Wynnere and Wastoure.
An edition of WW from the unique manuscript of the poem, BL Add. 31042 (which also contains the only full text of P3A). The language shows evidence of a Midlands or N. Midlands text having been copied by a northern scribe (Robert Thornton). Many of Gollancz’s arguments for dating the poem 1352-53 are inaccurate or inconsistent, and the dates 1352-ca. 1370 are substituted. The poem’s most common line-type contains four or five major stresses, three of which alliterate; and two of which stresses fall in the shorter b-verse, which tends to be more formulaic and rhythmically regular. The poet usually allows only one lightly stressed (or occasionally) unstressed word in each line to alliterate and, in contrast to WL, only in the a-verse. Of 503 lines 477 alliterate aa/ax (here taken as a minimum requirement and hence admitting aax/ax, axa/ax, (a)xa/ax, etc.). The poet rarely composes long sequences of lines sharing the same rhythmic pattern or number of unstressed syllables in the line, and there is no reason to conclude, with Duggan, that xx/xx(x) was regarded as unacceptable.
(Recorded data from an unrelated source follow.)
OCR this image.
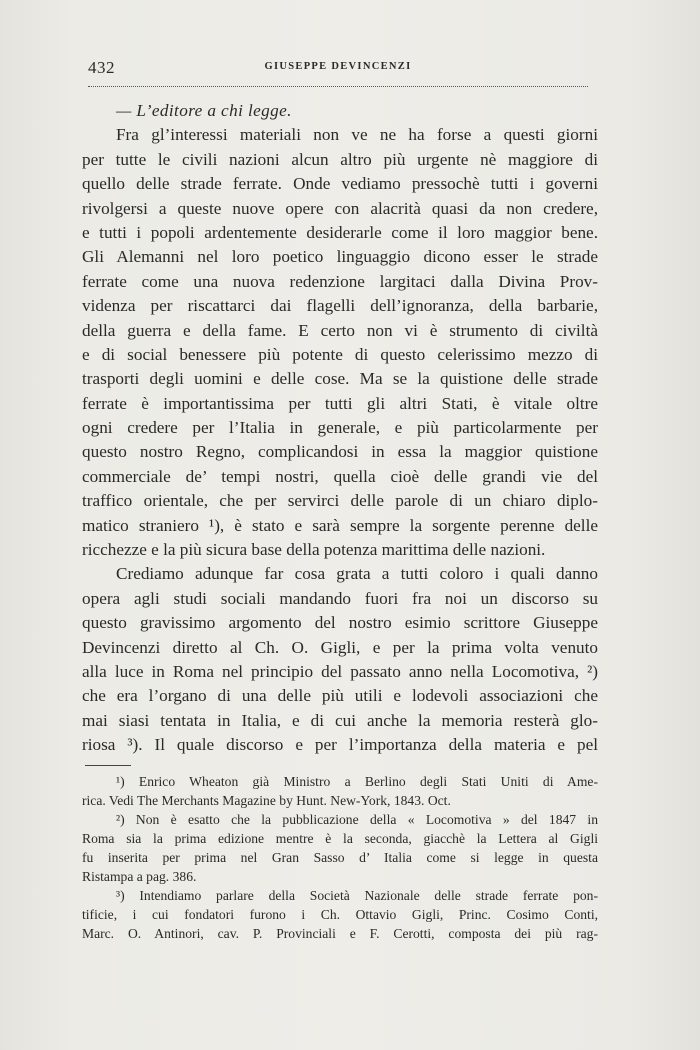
432	GIUSEPPE DEVINCENZI
— L’editore a chi legge.
Fra gl’interessi materiali non ve ne ha forse a questi giorni
per tutte le civili nazioni alcun altro più urgente nè maggiore di
quello delle strade ferrate. Onde vediamo pressochè tutti i governi
rivolgersi a queste nuove opere con alacrità quasi da non credere,
e tutti i popoli ardentemente desiderarle come il loro maggior bene.
Gli Alemanni nel loro poetico linguaggio dicono esser le strade
ferrate come una nuova redenzione largitaci dalla Divina Prov-
videnza per riscattarci dai flagelli dell’ignoranza, della barbarie,
della guerra e della fame. E certo non vi è strumento di civiltà
e di social benessere più potente di questo celerissimo mezzo di
trasporti degli uomini e delle cose. Ma se la quistione delle strade
ferrate è importantissima per tutti gli altri Stati, è vitale oltre
ogni credere per l’Italia in generale, e più particolarmente per
questo nostro Regno, complicandosi in essa la maggior quistione
commerciale de’ tempi nostri, quella cioè delle grandi vie del
traffico orientale, che per servirci delle parole di un chiaro diplo-
matico straniero ¹), è stato e sarà sempre la sorgente perenne delle
ricchezze e la più sicura base della potenza marittima delle nazioni.
Crediamo adunque far cosa grata a tutti coloro i quali danno
opera agli studi sociali mandando fuori fra noi un discorso su
questo gravissimo argomento del nostro esimio scrittore Giuseppe
Devincenzi diretto al Ch. O. Gigli, e per la prima volta venuto
alla luce in Roma nel principio del passato anno nella Locomotiva, ²)
che era l’organo di una delle più utili e lodevoli associazioni che
mai siasi tentata in Italia, e di cui anche la memoria resterà glo-
riosa ³). Il quale discorso e per l’importanza della materia e pel
¹) Enrico Wheaton già Ministro a Berlino degli Stati Uniti di Ame-
rica. Vedi The Merchants Magazine by Hunt. New-York, 1843. Oct.
²) Non è esatto che la pubblicazione della « Locomotiva » del 1847 in
Roma sia la prima edizione mentre è la seconda, giacchè la Lettera al Gigli
fu inserita per prima nel Gran Sasso d’ Italia come si legge in questa
Ristampa a pag. 386.
³) Intendiamo parlare della Società Nazionale delle strade ferrate pon-
tificie, i cui fondatori furono i Ch. Ottavio Gigli, Princ. Cosimo Conti,
Marc. O. Antinori, cav. P. Provinciali e F. Cerotti, composta dei più rag-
We cannot be sure whether the poem, which seems chiefly concerned to explore the connotations of the words “winning” and “wasting” in the various social and economic contexts of the late Middle Ages, is intended as either a resolved or indeterminate debate.
Rev. Dieter Mehl, Archiv 228 (1991): 391-92; A. S. G. Edwards, YLS 5 (1991): 196-99; Edward Wilson, N&Q ns 52 (1991): 525-27; Helen Barr, MAE 61 (1992): 119-20; Hoyt N. Duggan, RES ns 43 (1992): 405-06; Karen Hodder, MLR 87 (1992): 925-26.